Monday, April 16, 2007

How not to go about canvassing votes

Yesterday I encountered a bespectacled figure through the frosted glass of my front door trying to shove something through my letter box. I opened the door, as I do to take it from him and was immediately struck by the fact that this was no circular or advert for a takeaway but a bright red leaflet callingupon me to vote for the local labour candidate, Tudor Evans, in the May elections. I politely declined to take the leaflet that he promptly shoved towards me without explanation and stated that I was a member of the Green Party.

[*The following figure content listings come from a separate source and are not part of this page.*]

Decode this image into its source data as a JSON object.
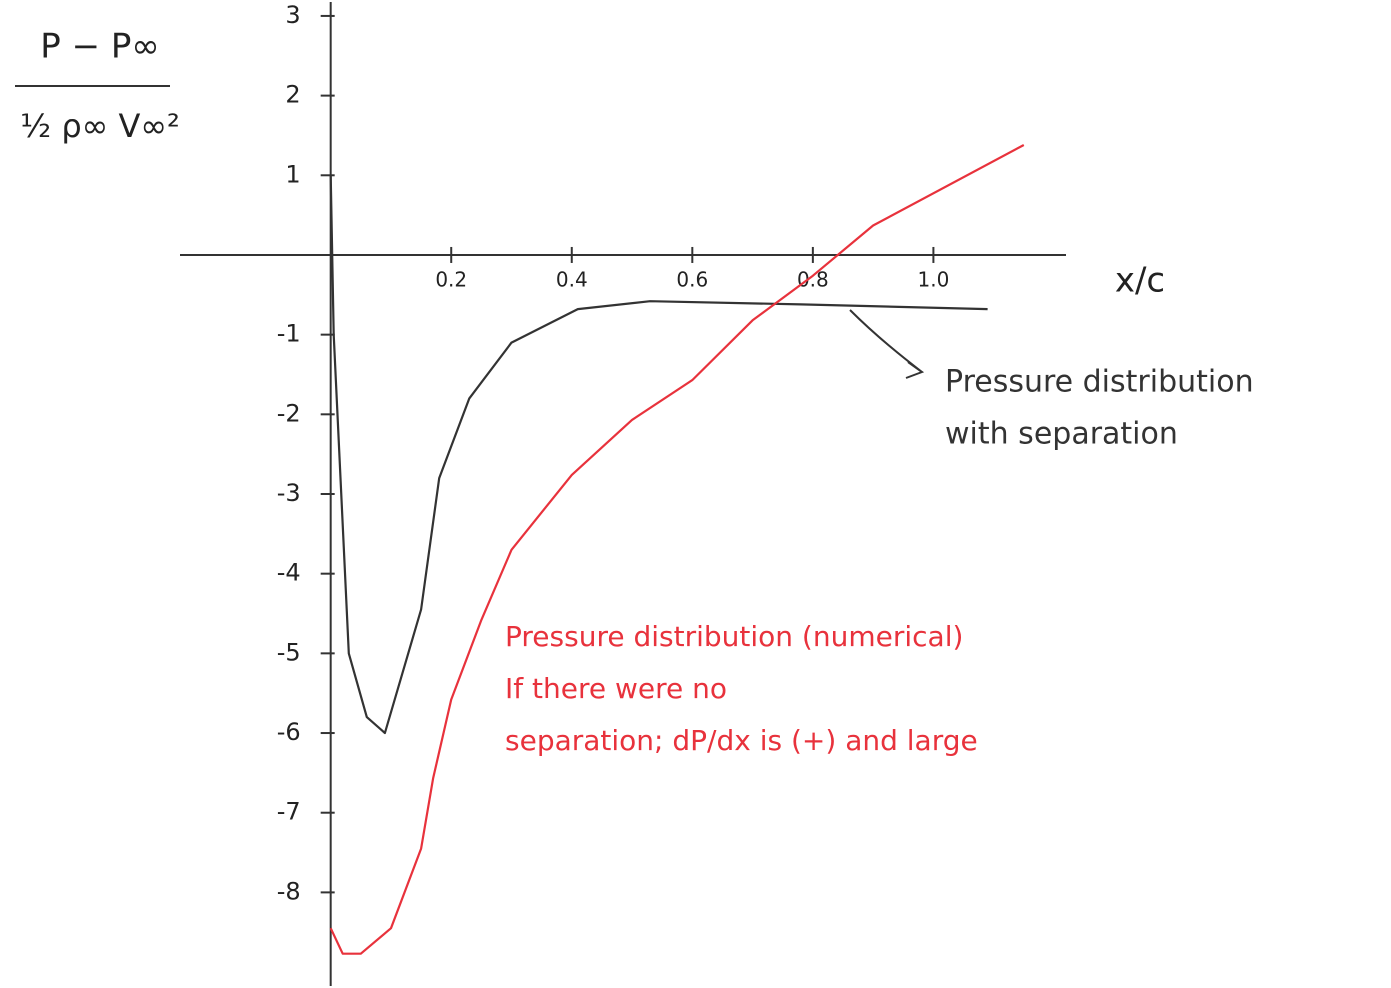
{
  "chart_data": {
    "type": "line",
    "ylabel": {
      "numerator": "P − P∞",
      "denominator": "½ ρ∞ V∞²"
    },
    "xlabel": "x/c",
    "xlim": [
      -0.25,
      1.22
    ],
    "ylim": [
      -9.2,
      3.2
    ],
    "xticks": [
      0.2,
      0.4,
      0.6,
      0.8,
      {
        "value": 1,
        "label": "1.0"
      }
    ],
    "yticks": [
      3,
      2,
      1,
      -1,
      -2,
      -3,
      -4,
      -5,
      -6,
      -7,
      -8
    ],
    "series": [
      {
        "color": "#333333",
        "x": [
          0,
          0.005,
          0.03,
          0.06,
          0.09,
          0.15,
          0.18,
          0.23,
          0.3,
          0.41,
          0.53,
          0.78,
          1.09
        ],
        "values": [
          1,
          -1,
          -5,
          -5.8,
          -6,
          -4.45,
          -2.8,
          -1.8,
          -1.1,
          -0.68,
          -0.58,
          -0.62,
          -0.68
        ]
      },
      {
        "color": "#e8323c",
        "x": [
          0,
          0.02,
          0.05,
          0.1,
          0.15,
          0.17,
          0.2,
          0.25,
          0.3,
          0.4,
          0.5,
          0.6,
          0.7,
          0.8,
          0.9,
          1.15
        ],
        "values": [
          -8.45,
          -8.77,
          -8.77,
          -8.45,
          -7.45,
          -6.57,
          -5.58,
          -4.58,
          -3.7,
          -2.76,
          -2.07,
          -1.57,
          -0.82,
          -0.26,
          0.37,
          1.38
        ]
      }
    ],
    "annotations": [
      {
        "color": "#333333",
        "lines": [
          "Pressure distribution",
          "with separation"
        ]
      },
      {
        "color": "#e8323c",
        "lines": [
          "Pressure distribution (numerical)",
          "If there were no",
          "separation; dP/dx is (+) and large"
        ]
      }
    ]
  }
}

His resposne, far from acquiescence to my professed personal choice, was to turn his back on me and call over his shoulder, "So you're one of the ones who don't want nuclear power, good luck with all that CO2 then."

How rude!

The canvasser had moved straight onto my neighbours property without stopping to talk, even though I asked his receding back if he would like to discuss the issue. (Ironically enough, I am supportive of the development of new nuclear power stations as there is no other way to meet our obligations to reduce CO2 emissions. Its the lesser of two evils.). This offensive little toad then continued to mutter an offensive commentary under his breath whilst he moved to my neighbour's door which, unfortunately for him, brought him right back to my face as the two doors are right next to each other, thereby providing me with an opportunity to return the offense.

"Yeah, well done on the 650,000 dead Iraqis!"

I think I came out on top in that one.